When Yale was losing a system, Harvard was gaining one to which it has clung with vigorous tenacity ever since. But in the eyes of the sporting critics it is now Harvard's turn to crumble. The edict comes from the press writers of the metropolis that the "Haughton system" is obsolete and must be completely revamped if it is to hold its place among the football powers. The old deceptive style of playing; when the right halfback carried the ball around the right end and the opposing team thought the left halfback was carrying it around the left end, is no longer so successfully worked. "The background of the phantasmagoria deception" has become quite transparent. What the Harvard offense is going to be next fall the sporting writer does not know, but it is prophesied that the shift play will be the "primum mobile" of the attack.
The evolution of sport is also threatening the life of another Harvard system.
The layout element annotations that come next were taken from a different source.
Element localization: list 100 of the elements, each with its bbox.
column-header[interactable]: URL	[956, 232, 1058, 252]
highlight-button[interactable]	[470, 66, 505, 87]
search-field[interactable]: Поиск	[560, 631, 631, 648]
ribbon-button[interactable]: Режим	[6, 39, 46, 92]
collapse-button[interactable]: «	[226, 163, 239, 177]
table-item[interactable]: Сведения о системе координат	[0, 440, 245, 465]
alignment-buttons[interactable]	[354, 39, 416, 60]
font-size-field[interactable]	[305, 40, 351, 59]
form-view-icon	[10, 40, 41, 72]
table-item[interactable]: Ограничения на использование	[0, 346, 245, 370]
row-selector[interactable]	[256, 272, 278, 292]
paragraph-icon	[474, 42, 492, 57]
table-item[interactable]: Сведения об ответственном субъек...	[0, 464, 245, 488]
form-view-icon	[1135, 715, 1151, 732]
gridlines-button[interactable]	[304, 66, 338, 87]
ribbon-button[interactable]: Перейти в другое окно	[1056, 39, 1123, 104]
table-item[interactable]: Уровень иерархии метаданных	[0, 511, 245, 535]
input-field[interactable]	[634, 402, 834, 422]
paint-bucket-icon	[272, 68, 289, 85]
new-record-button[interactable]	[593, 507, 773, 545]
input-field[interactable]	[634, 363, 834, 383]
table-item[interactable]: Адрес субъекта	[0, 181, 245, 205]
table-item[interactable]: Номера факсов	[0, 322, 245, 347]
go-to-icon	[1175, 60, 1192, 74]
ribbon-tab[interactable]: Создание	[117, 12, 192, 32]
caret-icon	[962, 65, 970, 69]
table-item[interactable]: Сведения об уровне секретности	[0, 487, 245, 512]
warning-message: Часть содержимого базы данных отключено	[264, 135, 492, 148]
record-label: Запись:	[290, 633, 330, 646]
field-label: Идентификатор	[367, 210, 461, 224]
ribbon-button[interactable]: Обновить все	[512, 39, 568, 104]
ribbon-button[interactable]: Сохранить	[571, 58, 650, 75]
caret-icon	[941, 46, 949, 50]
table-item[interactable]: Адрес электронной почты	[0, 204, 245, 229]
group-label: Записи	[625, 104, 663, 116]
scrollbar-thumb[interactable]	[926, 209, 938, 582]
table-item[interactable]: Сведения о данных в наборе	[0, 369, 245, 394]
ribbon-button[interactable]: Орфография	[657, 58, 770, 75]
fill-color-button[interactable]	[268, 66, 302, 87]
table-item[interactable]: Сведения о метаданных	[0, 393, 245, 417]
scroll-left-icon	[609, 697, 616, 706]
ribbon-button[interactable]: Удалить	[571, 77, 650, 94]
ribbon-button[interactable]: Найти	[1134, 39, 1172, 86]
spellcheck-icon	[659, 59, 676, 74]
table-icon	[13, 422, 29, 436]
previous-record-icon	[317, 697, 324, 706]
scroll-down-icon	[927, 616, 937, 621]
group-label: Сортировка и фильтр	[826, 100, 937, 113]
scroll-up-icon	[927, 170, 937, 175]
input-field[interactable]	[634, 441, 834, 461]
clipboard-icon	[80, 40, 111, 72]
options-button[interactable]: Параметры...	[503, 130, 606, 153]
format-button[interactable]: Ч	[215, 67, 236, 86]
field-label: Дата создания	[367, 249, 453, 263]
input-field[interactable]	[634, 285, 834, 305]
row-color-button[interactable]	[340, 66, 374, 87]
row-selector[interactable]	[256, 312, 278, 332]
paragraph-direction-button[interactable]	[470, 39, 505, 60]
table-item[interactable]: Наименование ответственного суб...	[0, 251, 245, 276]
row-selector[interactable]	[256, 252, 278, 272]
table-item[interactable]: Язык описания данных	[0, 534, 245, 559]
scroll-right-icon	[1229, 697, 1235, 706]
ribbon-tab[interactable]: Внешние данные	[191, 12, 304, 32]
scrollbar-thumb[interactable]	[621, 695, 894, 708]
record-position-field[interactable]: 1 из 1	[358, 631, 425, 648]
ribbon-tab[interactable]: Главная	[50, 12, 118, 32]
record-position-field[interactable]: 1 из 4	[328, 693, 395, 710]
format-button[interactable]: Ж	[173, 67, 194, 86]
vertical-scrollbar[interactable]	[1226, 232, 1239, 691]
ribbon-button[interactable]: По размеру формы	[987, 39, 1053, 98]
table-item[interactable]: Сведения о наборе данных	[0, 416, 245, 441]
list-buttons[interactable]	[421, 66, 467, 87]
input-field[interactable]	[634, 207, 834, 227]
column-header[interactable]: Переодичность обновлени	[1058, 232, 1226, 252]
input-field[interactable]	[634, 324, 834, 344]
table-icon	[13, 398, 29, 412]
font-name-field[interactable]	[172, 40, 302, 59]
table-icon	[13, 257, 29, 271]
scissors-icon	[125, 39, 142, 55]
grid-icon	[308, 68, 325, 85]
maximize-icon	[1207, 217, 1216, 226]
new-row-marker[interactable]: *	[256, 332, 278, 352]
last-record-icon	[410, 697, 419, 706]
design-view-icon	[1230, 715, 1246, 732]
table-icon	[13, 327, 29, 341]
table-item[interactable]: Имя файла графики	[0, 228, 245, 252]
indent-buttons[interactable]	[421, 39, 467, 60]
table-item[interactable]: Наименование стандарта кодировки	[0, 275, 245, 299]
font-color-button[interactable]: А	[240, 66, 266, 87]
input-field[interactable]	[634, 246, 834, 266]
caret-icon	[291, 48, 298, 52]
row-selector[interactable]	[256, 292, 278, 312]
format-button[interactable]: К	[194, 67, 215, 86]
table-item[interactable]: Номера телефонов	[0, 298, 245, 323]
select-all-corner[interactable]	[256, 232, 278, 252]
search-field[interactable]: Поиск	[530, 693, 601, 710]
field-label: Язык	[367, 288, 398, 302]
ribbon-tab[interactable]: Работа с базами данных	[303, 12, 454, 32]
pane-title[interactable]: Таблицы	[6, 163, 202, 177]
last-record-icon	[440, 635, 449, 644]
For years the Winsor style of hockey has been practically supreme in America. But a rule changing the number of players from seven to six and various others adopted last year have made the American game more like the Canadian. Canadian hockey, individualistic, open, spectacular, is fundamentally opposed to the team play and passing game that Harvard has always used. Sporting writers predicted the prompt exit of the Winsor system down the back-stairs of obscurity. But the three man defence was developed, and the team sat on its high pinnacle as firmly as ever. This year more new rules have caused the further progress of American hockey towards the Canadian, and the Winsor system again faces trial by combat.